Hey, I know what Smith College should do at commencement this Sunday! Forget about bringing in some fancy big-name speaker, since it’s impossible to find one who is a) ideologically pure enough to pass muster and b) not a crashing bore. It would be so much better if instead they had the group tUnE-yArDs, featuring Smith alumna Merrill Garbus, rock the crowd with a few choice tunes. That would give ’em something they’ll long remember!

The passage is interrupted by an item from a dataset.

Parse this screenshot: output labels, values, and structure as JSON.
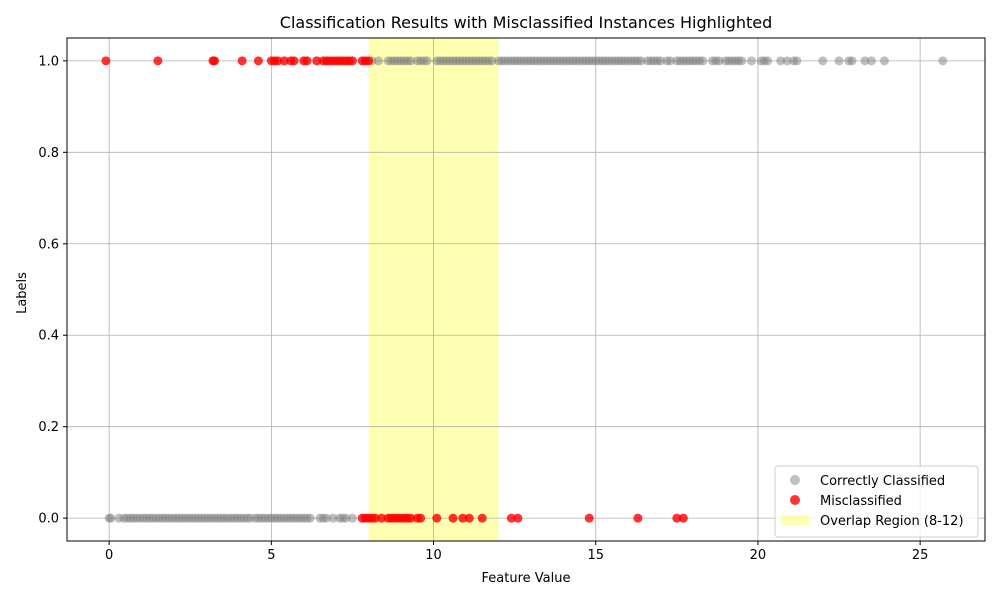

For those who haven’t had the pleasure, Ms. Garbus is a young (well, 35 is still young to me) woman of many voices, from coo to shout to growl to yodel, a multi-instrumentalist, an imaginative word-and-tunesmith, and an unstoppable, irresistible force of nature. On her first two albums “BiRd-BrAiNs” and “WHOKILL,” her basic m.o. was to layer her voice and percussion via looping, while adding live vocal and instrumental textures and shredding on her electric ukulele. Self-recorded on crude equipment, “BiRd-BrAiNs” was an out-of-left-field lo-fi delight. The more studiophonic “WHOKILL,” which added two saxophones and the agile bass of Nate Brenner to the mix, elevated Merrill Garbus’s reputation to that of a leading creative figure of indie music. What to do then, for a third album?
Mostly, you go light on the uke, rely less on loops and more on overdubs, synths and programming, invite in such guest performers as fiddler Sam Amidon, Haitian percussionist Daniel Brevil and the vocal ensemble Roomful of Teeth, and open the sound up very wide. Compared to the first two, this is a produced album, with each song — make that each composition given its own instrumentarium and sonic mood. Oh, the raw energy is still there in abundance, several of the pieces sounding like campfire shouts and jump rope chants writ large. But there are new levels of nuance and blink-and-you’ll-miss-it detail that demand and repay multiple hearings. I can’t think of a better album to demonstrate why this old classical coot has become so enamored of what these crazy kids are playing today. If this music doesn’t lift you up, you may be beyond uplifting.
Now, I’m much more of a music than a lyrics guy, so I won’t go on to a critical analysis of Merrill Garbus’s poetics. Let’s just leave it at this: she’s saying something, and she says it with a much confidence as she shows in her music. I couldn’t think of a better lesson for the new graduates of Smith College.